Well research from the US hints that they might also contain higher nutritional value, too. A study published in the Journal of Science of Food and Agriculture tested levels of quercetin and kaempferol in dried tomato samples over a period of ten years.
Those grown organically were revealed to contain 79 percent more quercetin, an ingredient that acts directly on the cells of the body and stops them releasing histamines; and 97 percent more kaempferol, a natural flavonoid which has been associated with reduced risk of heart disease.
The reason, researchers believe, is that over-fertilisation – which often occurs with conventionally grown tomatoes – was less pronounced in organic tomatoes, stimulating them to produce higher levels of flavonoids.

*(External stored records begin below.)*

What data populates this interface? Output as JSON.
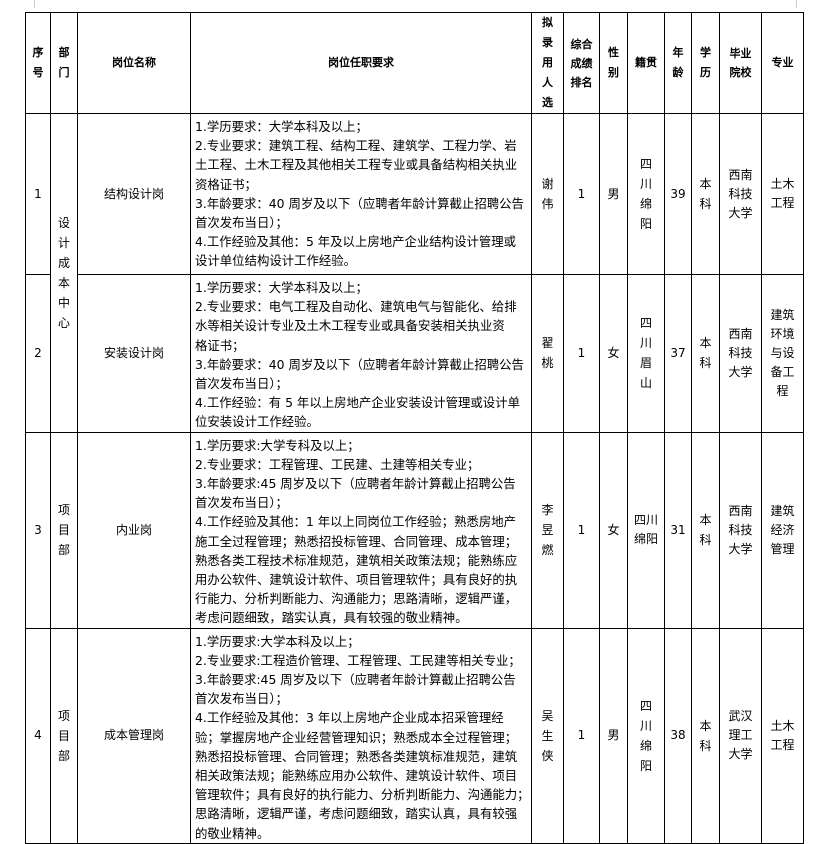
{
  "headers": [
    "序号",
    "部门",
    "岗位名称",
    "岗位任职要求",
    "拟录用人选",
    "综合成绩排名",
    "性别",
    "籍贯",
    "年龄",
    "学历",
    "毕业院校",
    "专业"
  ],
  "rows": [
    {
      "no": "1",
      "dept": "设计成本中心",
      "post": "结构设计岗",
      "req": [
        "1.学历要求：大学本科及以上；",
        "2.专业要求：建筑工程、结构工程、建筑学、工程力学、岩",
        "土工程、土木工程及其他相关工程专业或具备结构相关执业",
        "资格证书；",
        "3.年龄要求：40 周岁及以下（应聘者年龄计算截止招聘公告",
        "首次发布当日）；",
        "4.工作经验及其他：5 年及以上房地产企业结构设计管理或",
        "设计单位结构设计工作经验。"
      ],
      "name": "谢伟",
      "rank": "1",
      "sex": "男",
      "origin": "四川绵阳",
      "age": "39",
      "edu": "本科",
      "school": "西南科技大学",
      "major": "土木工程"
    },
    {
      "no": "2",
      "dept": "",
      "post": "安装设计岗",
      "req": [
        "1.学历要求：大学本科及以上；",
        "2.专业要求：电气工程及自动化、建筑电气与智能化、给排",
        "水等相关设计专业及土木工程专业或具备安装相关执业资",
        "格证书；",
        "3.年龄要求：40 周岁及以下（应聘者年龄计算截止招聘公告",
        "首次发布当日）；",
        "4.工作经验：有 5 年以上房地产企业安装设计管理或设计单",
        "位安装设计工作经验。"
      ],
      "name": "翟桃",
      "rank": "1",
      "sex": "女",
      "origin": "四川眉山",
      "age": "37",
      "edu": "本科",
      "school": "西南科技大学",
      "major": "建筑环境与设备工程"
    },
    {
      "no": "3",
      "dept": "项目部",
      "post": "内业岗",
      "req": [
        "1.学历要求:大学专科及以上；",
        "2.专业要求：工程管理、工民建、土建等相关专业；",
        "3.年龄要求:45 周岁及以下（应聘者年龄计算截止招聘公告",
        "首次发布当日）；",
        "4.工作经验及其他：1 年以上同岗位工作经验；熟悉房地产",
        "施工全过程管理；熟悉招投标管理、合同管理、成本管理；",
        "熟悉各类工程技术标准规范，建筑相关政策法规；能熟练应",
        "用办公软件、建筑设计软件、项目管理软件；具有良好的执",
        "行能力、分析判断能力、沟通能力；思路清晰，逻辑严谨，",
        "考虑问题细致，踏实认真，具有较强的敬业精神。"
      ],
      "name": "李昱燃",
      "rank": "1",
      "sex": "女",
      "origin": "四川绵阳",
      "age": "31",
      "edu": "本科",
      "school": "西南科技大学",
      "major": "建筑经济管理"
    },
    {
      "no": "4",
      "dept": "项目部",
      "post": "成本管理岗",
      "req": [
        "1.学历要求:大学本科及以上；",
        "2.专业要求:工程造价管理、工程管理、工民建等相关专业；",
        "3.年龄要求:45 周岁及以下（应聘者年龄计算截止招聘公告",
        "首次发布当日）；",
        "4.工作经验及其他：3 年以上房地产企业成本招采管理经",
        "验；掌握房地产企业经营管理知识；熟悉成本全过程管理；",
        "熟悉招投标管理、合同管理；熟悉各类建筑标准规范，建筑",
        "相关政策法规；能熟练应用办公软件、建筑设计软件、项目",
        "管理软件；具有良好的执行能力、分析判断能力、沟通能力；",
        "思路清晰，逻辑严谨，考虑问题细致，踏实认真，具有较强",
        "的敬业精神。"
      ],
      "name": "吴生侠",
      "rank": "1",
      "sex": "男",
      "origin": "四川绵阳",
      "age": "38",
      "edu": "本科",
      "school": "武汉理工大学",
      "major": "土木工程"
    }
  ]
}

"Flavonoids are produced as a defence mechanism of the plant in response to nutrient deficiency," explains Stephen Daniells of NutraIngredients in response to the study. "In the organically grown plants, no fertilisation occurred which was mirrored in increasing levels of the flavonoids over time as the soil fertility decreased."
As the researchers from University of Calfornia conclude:
"This increase corresponds not only with increasing amounts of soil organic matter accumulating in organic plots but also with reduced manure application rates once soils in the organic systems had reached equilibrium levels of organic matter."